In Re Marsella; Marsella v Wareham (No 2)  VSC 65, the Supreme Court held that, even in the absence of reasons for a trustee’s discretion, that discretion was exercised in bad faith and without real and genuine consideration to the interests of the dependents of the fund in question and the discretion was therefore set aside.
Marsella concerned a dispute over the estate of Helen Marsella, and relates to a superannuation fund by which, prior to her death, the deceased managed her retirement funds. The deceased was survived by her husband, who was the plaintiff in the proceeding, and her two children, one of whom was the first defendant. The second defendant was the first defendant’s husband. When the fund was established, the deceased and the first defendant were appointed trustees and the deceased was the sole member and founder.
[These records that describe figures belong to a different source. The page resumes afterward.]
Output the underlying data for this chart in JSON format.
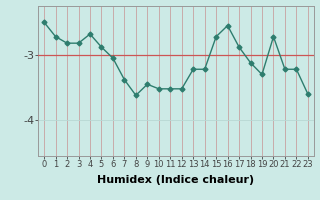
{
  "x": [
    0,
    1,
    2,
    3,
    4,
    5,
    6,
    7,
    8,
    9,
    10,
    11,
    12,
    13,
    14,
    15,
    16,
    17,
    18,
    19,
    20,
    21,
    22,
    23
  ],
  "y": [
    -2.5,
    -2.72,
    -2.82,
    -2.82,
    -2.68,
    -2.88,
    -3.05,
    -3.38,
    -3.62,
    -3.45,
    -3.52,
    -3.52,
    -3.52,
    -3.22,
    -3.22,
    -2.72,
    -2.55,
    -2.88,
    -3.12,
    -3.3,
    -2.72,
    -3.22,
    -3.22,
    -3.6
  ],
  "line_color": "#2e7d6e",
  "background_color": "#cceae6",
  "grid_color_v": "#b8d8d4",
  "grid_color_h": "#c8a0a0",
  "xlabel": "Humidex (Indice chaleur)",
  "ytick_labels": [
    "-3",
    "-4"
  ],
  "ytick_vals": [
    -3,
    -4
  ],
  "ylim": [
    -4.55,
    -2.25
  ],
  "xlim": [
    -0.5,
    23.5
  ],
  "tick_color": "#444444",
  "xlabel_fontsize": 8,
  "xtick_fontsize": 6,
  "ytick_fontsize": 8,
  "marker": "D",
  "marker_size": 2.5,
  "line_width": 1.0,
  "hline_y": -3,
  "hline_color": "#cc5555"
}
The death benefit payable from the fund was estimated to be $450,416. Following her mother’s death, the first defendant resolved as surviving trustee of the fund to appoint the second defendant as a trustee of the fund and the trustees resolved to distribute the entire benefit of the fund to the first defendant.
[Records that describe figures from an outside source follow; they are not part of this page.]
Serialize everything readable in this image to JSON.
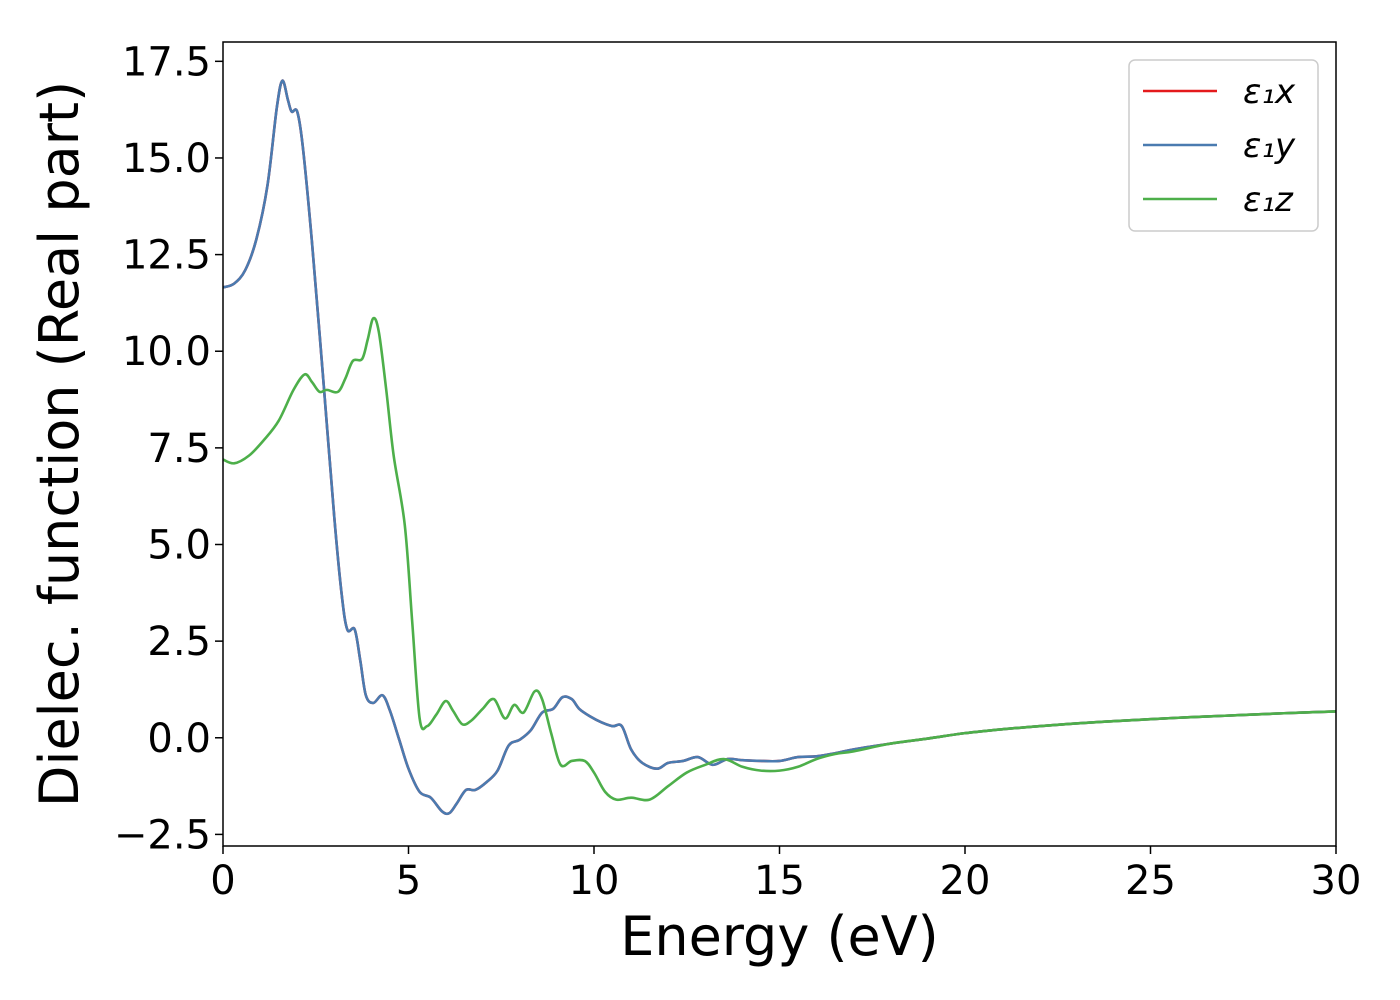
{
  "chart_data": {
    "type": "line",
    "xlabel": "Energy (eV)",
    "ylabel": "Dielec. function (Real part)",
    "xlim": [
      0,
      30
    ],
    "ylim": [
      -2.8,
      18.0
    ],
    "xticks": [
      0,
      5,
      10,
      15,
      20,
      25,
      30
    ],
    "xtick_labels": [
      "0",
      "5",
      "10",
      "15",
      "20",
      "25",
      "30"
    ],
    "yticks": [
      -2.5,
      0.0,
      2.5,
      5.0,
      7.5,
      10.0,
      12.5,
      15.0,
      17.5
    ],
    "ytick_labels": [
      "−2.5",
      "0.0",
      "2.5",
      "5.0",
      "7.5",
      "10.0",
      "12.5",
      "15.0",
      "17.5"
    ],
    "grid": false,
    "legend_position": "top-right",
    "series": [
      {
        "name": "ε₁x",
        "color": "#e41a1c",
        "points": [
          [
            0,
            11.65
          ],
          [
            0.3,
            11.75
          ],
          [
            0.6,
            12.1
          ],
          [
            0.9,
            12.9
          ],
          [
            1.2,
            14.3
          ],
          [
            1.45,
            16.3
          ],
          [
            1.6,
            17.0
          ],
          [
            1.75,
            16.5
          ],
          [
            1.85,
            16.2
          ],
          [
            2.0,
            16.2
          ],
          [
            2.15,
            15.3
          ],
          [
            2.4,
            12.8
          ],
          [
            2.7,
            9.3
          ],
          [
            3.0,
            5.7
          ],
          [
            3.2,
            3.7
          ],
          [
            3.35,
            2.8
          ],
          [
            3.55,
            2.8
          ],
          [
            3.7,
            2.0
          ],
          [
            3.85,
            1.1
          ],
          [
            4.05,
            0.9
          ],
          [
            4.3,
            1.1
          ],
          [
            4.5,
            0.7
          ],
          [
            4.75,
            -0.05
          ],
          [
            5.0,
            -0.8
          ],
          [
            5.3,
            -1.4
          ],
          [
            5.6,
            -1.55
          ],
          [
            5.9,
            -1.9
          ],
          [
            6.1,
            -1.95
          ],
          [
            6.3,
            -1.7
          ],
          [
            6.55,
            -1.35
          ],
          [
            6.8,
            -1.35
          ],
          [
            7.1,
            -1.15
          ],
          [
            7.4,
            -0.85
          ],
          [
            7.7,
            -0.2
          ],
          [
            8.0,
            -0.05
          ],
          [
            8.3,
            0.2
          ],
          [
            8.6,
            0.65
          ],
          [
            8.9,
            0.75
          ],
          [
            9.15,
            1.05
          ],
          [
            9.4,
            1.0
          ],
          [
            9.6,
            0.75
          ],
          [
            9.9,
            0.55
          ],
          [
            10.2,
            0.4
          ],
          [
            10.5,
            0.3
          ],
          [
            10.75,
            0.3
          ],
          [
            11.0,
            -0.3
          ],
          [
            11.3,
            -0.65
          ],
          [
            11.7,
            -0.8
          ],
          [
            12.0,
            -0.65
          ],
          [
            12.4,
            -0.6
          ],
          [
            12.8,
            -0.5
          ],
          [
            13.2,
            -0.7
          ],
          [
            13.6,
            -0.55
          ],
          [
            14.0,
            -0.58
          ],
          [
            14.5,
            -0.6
          ],
          [
            15.0,
            -0.6
          ],
          [
            15.5,
            -0.5
          ],
          [
            16.0,
            -0.48
          ],
          [
            16.5,
            -0.4
          ],
          [
            17.0,
            -0.3
          ],
          [
            18.0,
            -0.15
          ],
          [
            19.0,
            -0.02
          ],
          [
            20.0,
            0.12
          ],
          [
            21.0,
            0.22
          ],
          [
            22.0,
            0.3
          ],
          [
            23.0,
            0.37
          ],
          [
            24.0,
            0.43
          ],
          [
            25.0,
            0.48
          ],
          [
            26.0,
            0.53
          ],
          [
            27.0,
            0.57
          ],
          [
            28.0,
            0.61
          ],
          [
            29.0,
            0.65
          ],
          [
            30.0,
            0.68
          ]
        ]
      },
      {
        "name": "ε₁y",
        "color": "#4a7bb0",
        "points": [
          [
            0,
            11.65
          ],
          [
            0.3,
            11.75
          ],
          [
            0.6,
            12.1
          ],
          [
            0.9,
            12.9
          ],
          [
            1.2,
            14.3
          ],
          [
            1.45,
            16.3
          ],
          [
            1.6,
            17.0
          ],
          [
            1.75,
            16.5
          ],
          [
            1.85,
            16.2
          ],
          [
            2.0,
            16.2
          ],
          [
            2.15,
            15.3
          ],
          [
            2.4,
            12.8
          ],
          [
            2.7,
            9.3
          ],
          [
            3.0,
            5.7
          ],
          [
            3.2,
            3.7
          ],
          [
            3.35,
            2.8
          ],
          [
            3.55,
            2.8
          ],
          [
            3.7,
            2.0
          ],
          [
            3.85,
            1.1
          ],
          [
            4.05,
            0.9
          ],
          [
            4.3,
            1.1
          ],
          [
            4.5,
            0.7
          ],
          [
            4.75,
            -0.05
          ],
          [
            5.0,
            -0.8
          ],
          [
            5.3,
            -1.4
          ],
          [
            5.6,
            -1.55
          ],
          [
            5.9,
            -1.9
          ],
          [
            6.1,
            -1.95
          ],
          [
            6.3,
            -1.7
          ],
          [
            6.55,
            -1.35
          ],
          [
            6.8,
            -1.35
          ],
          [
            7.1,
            -1.15
          ],
          [
            7.4,
            -0.85
          ],
          [
            7.7,
            -0.2
          ],
          [
            8.0,
            -0.05
          ],
          [
            8.3,
            0.2
          ],
          [
            8.6,
            0.65
          ],
          [
            8.9,
            0.75
          ],
          [
            9.15,
            1.05
          ],
          [
            9.4,
            1.0
          ],
          [
            9.6,
            0.75
          ],
          [
            9.9,
            0.55
          ],
          [
            10.2,
            0.4
          ],
          [
            10.5,
            0.3
          ],
          [
            10.75,
            0.3
          ],
          [
            11.0,
            -0.3
          ],
          [
            11.3,
            -0.65
          ],
          [
            11.7,
            -0.8
          ],
          [
            12.0,
            -0.65
          ],
          [
            12.4,
            -0.6
          ],
          [
            12.8,
            -0.5
          ],
          [
            13.2,
            -0.7
          ],
          [
            13.6,
            -0.55
          ],
          [
            14.0,
            -0.58
          ],
          [
            14.5,
            -0.6
          ],
          [
            15.0,
            -0.6
          ],
          [
            15.5,
            -0.5
          ],
          [
            16.0,
            -0.48
          ],
          [
            16.5,
            -0.4
          ],
          [
            17.0,
            -0.3
          ],
          [
            18.0,
            -0.15
          ],
          [
            19.0,
            -0.02
          ],
          [
            20.0,
            0.12
          ],
          [
            21.0,
            0.22
          ],
          [
            22.0,
            0.3
          ],
          [
            23.0,
            0.37
          ],
          [
            24.0,
            0.43
          ],
          [
            25.0,
            0.48
          ],
          [
            26.0,
            0.53
          ],
          [
            27.0,
            0.57
          ],
          [
            28.0,
            0.61
          ],
          [
            29.0,
            0.65
          ],
          [
            30.0,
            0.68
          ]
        ]
      },
      {
        "name": "ε₁z",
        "color": "#4daf4a",
        "points": [
          [
            0,
            7.2
          ],
          [
            0.3,
            7.1
          ],
          [
            0.7,
            7.3
          ],
          [
            1.1,
            7.7
          ],
          [
            1.5,
            8.2
          ],
          [
            1.9,
            9.0
          ],
          [
            2.2,
            9.4
          ],
          [
            2.4,
            9.2
          ],
          [
            2.6,
            8.95
          ],
          [
            2.8,
            9.0
          ],
          [
            3.1,
            8.95
          ],
          [
            3.3,
            9.3
          ],
          [
            3.5,
            9.75
          ],
          [
            3.75,
            9.8
          ],
          [
            3.9,
            10.3
          ],
          [
            4.05,
            10.85
          ],
          [
            4.2,
            10.5
          ],
          [
            4.4,
            9.0
          ],
          [
            4.6,
            7.3
          ],
          [
            4.9,
            5.5
          ],
          [
            5.1,
            3.0
          ],
          [
            5.3,
            0.5
          ],
          [
            5.5,
            0.3
          ],
          [
            5.75,
            0.6
          ],
          [
            6.0,
            0.95
          ],
          [
            6.2,
            0.7
          ],
          [
            6.45,
            0.35
          ],
          [
            6.7,
            0.45
          ],
          [
            7.0,
            0.75
          ],
          [
            7.3,
            1.0
          ],
          [
            7.6,
            0.5
          ],
          [
            7.85,
            0.85
          ],
          [
            8.1,
            0.65
          ],
          [
            8.4,
            1.2
          ],
          [
            8.6,
            1.0
          ],
          [
            8.85,
            0.1
          ],
          [
            9.1,
            -0.7
          ],
          [
            9.4,
            -0.6
          ],
          [
            9.75,
            -0.6
          ],
          [
            10.0,
            -0.9
          ],
          [
            10.3,
            -1.4
          ],
          [
            10.6,
            -1.6
          ],
          [
            11.0,
            -1.55
          ],
          [
            11.5,
            -1.6
          ],
          [
            12.0,
            -1.25
          ],
          [
            12.5,
            -0.9
          ],
          [
            13.0,
            -0.7
          ],
          [
            13.5,
            -0.55
          ],
          [
            14.0,
            -0.75
          ],
          [
            14.5,
            -0.85
          ],
          [
            15.0,
            -0.85
          ],
          [
            15.5,
            -0.75
          ],
          [
            16.0,
            -0.55
          ],
          [
            16.5,
            -0.42
          ],
          [
            17.0,
            -0.35
          ],
          [
            18.0,
            -0.15
          ],
          [
            19.0,
            -0.02
          ],
          [
            20.0,
            0.12
          ],
          [
            21.0,
            0.22
          ],
          [
            22.0,
            0.3
          ],
          [
            23.0,
            0.37
          ],
          [
            24.0,
            0.43
          ],
          [
            25.0,
            0.48
          ],
          [
            26.0,
            0.53
          ],
          [
            27.0,
            0.57
          ],
          [
            28.0,
            0.61
          ],
          [
            29.0,
            0.65
          ],
          [
            30.0,
            0.68
          ]
        ]
      }
    ]
  }
}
The court concluded there was a lack of real and genuine consideration based upon, amongst other factors, the outcome of the defendants’ exercise of discretion which was to distribute the entire proceeds of the fund to the first defendant. In this regard, the court noted that where the outcome of the exercise of discretion by a trustee is “grotesquely unreasonable”, this may form evidence that the discretion was not properly exercised or was exercised in bad faith.
Further relevant factors for a court to consider are “the intention of the deceased as the settlor of the fund, the relationship between the deceased and the dependant, and the financial circumstances and needs of the dependants”. The court was partly informed of these factors in Marsella in an earlier and separate proceeding (the plaintiff sought further provision pursuant to Part IV of the Administration and Probate Act 1958) which gave the court notice of the relationship between the parties and their financial circumstances.
In considering the evidence, the court drew an inference that in distributing the fund, the first defendant “acted arbitrarily…with ignorance of, or insolence toward, her duties” and further, it was held the first defendant “acted in the context of uncertainty, misapprehensions as to the identity of a beneficiary, her duties as trustee, and her position of conflict”. Accordingly, the court held the first defendant did not give real and genuine consideration to the interest of the dependents of the fund, which the court said was supported by the outcome of the exercise of the discretion.
Further, in light of the court’s finding of improper exercise of the discretion, not only was the decision set aside, but the defendants were also removed as trustees.
Marsella is an example of a trustees’ decision being successfully overturned despite the absence of reasons for the exercise of the discretion. In these circumstances, trustees must be aware that even where there is an absolute and unfettered discretion, that discretion is examinable by the court as to good faith, real and genuine consideration and the absence of an ulterior purpose.